- Also known as: Epic; Epic Mazur;
- Born: Bret Hadley Mazur August 31, 1970 (age 55) Brooklyn, New York, U.S.
- Origin: Los Angeles, California, U.S.
- Genres: Rap rock; alternative hip hop; nu metal; rap metal; alternative rock; hip-hop;
- Occupations: Record producer; singer; rapper; songwriter; sound designer; mixing engineer;
- Instruments: Vocals; bass; keyboards; turntables; beatboxing;
- Years active: 1986–2003; 2006–present;
- Labels: Columbia
- Formerly of: Crazy Town

= Epic Mazur =

American musician

Bret Hadley "Epic" Mazur (born August 31, 1970) is an American singer, rapper, and record producer. He is best known as a founder and former frontman of the rap rock band Crazy Town.

==Early life==
Bret Mazur grew up in Brooklyn, New York, before his parents moved across the nation to Hollywood, Los Angeles. It was here that he began to work as a DJ at age 16, and received the pseudonym "Epic" from a friend. Mazur graduated from William Howard Taft High School in Los Angeles. He then collaborated with Richard Wolf as part of the production team Wolf & Epic on albums by artists including Sheena Easton, Bell Biv DeVoe, Ralph Tresvant, MC Lyte and MC Serch.

==Crazy Town==
Crazy Town was formed by Mazur and Seth Binzer, who started collaborating in 1995 under the initial name of "The Brimstone Sluggers". By early 1999, they were calling themselves Crazy Town, and the full band consisted of Mazur, Binzer, Rust Epique, James Bradley Jr., Doug Miller, DJ AM, and Antonio Lorenzo "Trouble" Valli. Their debut album, The Gift of Game, was released in November 1999, having been recorded earlier that year. It would become a major success after their 2001 single "Butterfly" reached No. 1 on the Billboard Hot 100, sparking record sales in excess of 1.5 million. Their 2002 follow-up album, Darkhorse, was a commercial failure in comparison, and the band broke up shortly after its release.

Crazy Town announced in 2007 that they had reformed, and Mazur stated that the band's third album, tentatively titled Crazy Town Is Back, would be released right after his upcoming solo album, Strip to This, in spring 2008. Neither album was released, though Crazy Town did release a third studio album, The Brimstone Sluggers, in 2015. Following a year of hiatus from the group, Mazur announced in January 2017 through Facebook that he would no longer tour with the band.
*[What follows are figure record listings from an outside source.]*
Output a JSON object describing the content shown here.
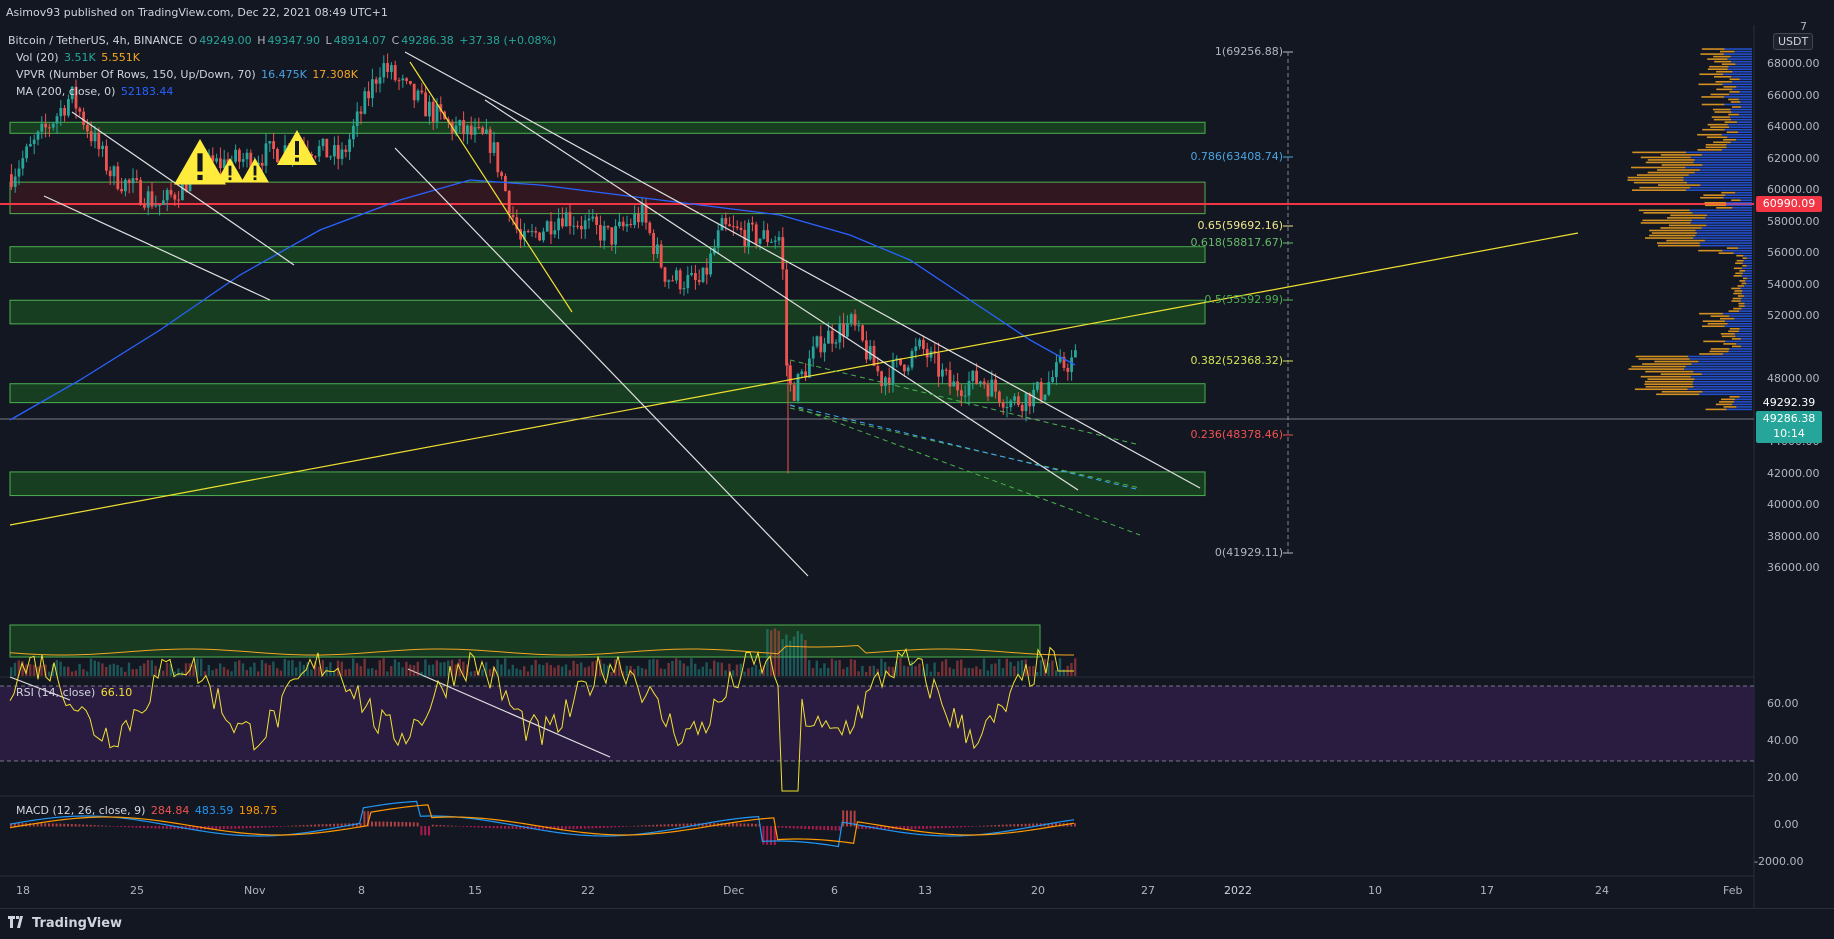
{
  "publisher": "Asimov93 published on TradingView.com, Dec 22, 2021 08:49 UTC+1",
  "legend": {
    "symbol": "Bitcoin / TetherUS, 4h, BINANCE",
    "o_label": "O",
    "o": "49249.00",
    "h_label": "H",
    "h": "49347.90",
    "l_label": "L",
    "l": "48914.07",
    "c_label": "C",
    "c": "49286.38",
    "change": "+37.38 (+0.08%)",
    "vol_label": "Vol (20)",
    "vol1": "3.51K",
    "vol2": "5.551K",
    "vpvr_label": "VPVR (Number Of Rows, 150, Up/Down, 70)",
    "vpvr1": "16.475K",
    "vpvr2": "17.308K",
    "ma_label": "MA (200, close, 0)",
    "ma": "52183.44"
  },
  "currency": "USDT",
  "price_axis": [
    "68000.00",
    "66000.00",
    "64000.00",
    "62000.00",
    "60000.00",
    "58000.00",
    "56000.00",
    "54000.00",
    "52000.00",
    "48000.00",
    "46000.00",
    "44000.00",
    "42000.00",
    "40000.00",
    "38000.00",
    "36000.00"
  ],
  "price_axis_top": "7",
  "price_tags": {
    "red_level": "60990.09",
    "last_price": "49292.39",
    "current": "49286.38",
    "countdown": "10:14"
  },
  "fib_levels": [
    {
      "label": "1(69256.88)",
      "color": "#b2b5be"
    },
    {
      "label": "0.786(63408.74)",
      "color": "#4aa3df"
    },
    {
      "label": "0.65(59692.16)",
      "color": "#f0e68c"
    },
    {
      "label": "0.618(58817.67)",
      "color": "#66bb6a"
    },
    {
      "label": "0.5(55592.99)",
      "color": "#4caf50"
    },
    {
      "label": "0.382(52368.32)",
      "color": "#d4e157"
    },
    {
      "label": "0.236(48378.46)",
      "color": "#ef5350"
    },
    {
      "label": "0(41929.11)",
      "color": "#b2b5be"
    }
  ],
  "rsi": {
    "label": "RSI (14, close)",
    "value": "66.10",
    "axis": [
      "60.00",
      "40.00",
      "20.00"
    ]
  },
  "macd": {
    "label": "MACD (12, 26, close, 9)",
    "v1": "284.84",
    "v2": "483.59",
    "v3": "198.75",
    "axis": [
      "0.00",
      "-2000.00"
    ]
  },
  "time_axis": [
    "18",
    "25",
    "Nov",
    "8",
    "15",
    "22",
    "Dec",
    "6",
    "13",
    "20",
    "27",
    "2022",
    "10",
    "17",
    "24",
    "Feb"
  ],
  "brand": "TradingView",
  "colors": {
    "up": "#26a69a",
    "down": "#ef5350",
    "ma": "#2962ff",
    "fib_zone": "#1b5e20",
    "red_zone": "#5d1a1f",
    "rsi_bg": "#2f1d46"
  }
}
==Feature films and television==
In 2014, Mazur became the music and audio department head for Sugar Studios LA.

Mazur scores and sound designs feature films. He worked on the 2018 film The Oath.

==Personal life==
Mazur has one son, named Max, who was born in 1996, and his cousin is actress Monet Mazur. He is of Eastern European Jewish ancestry.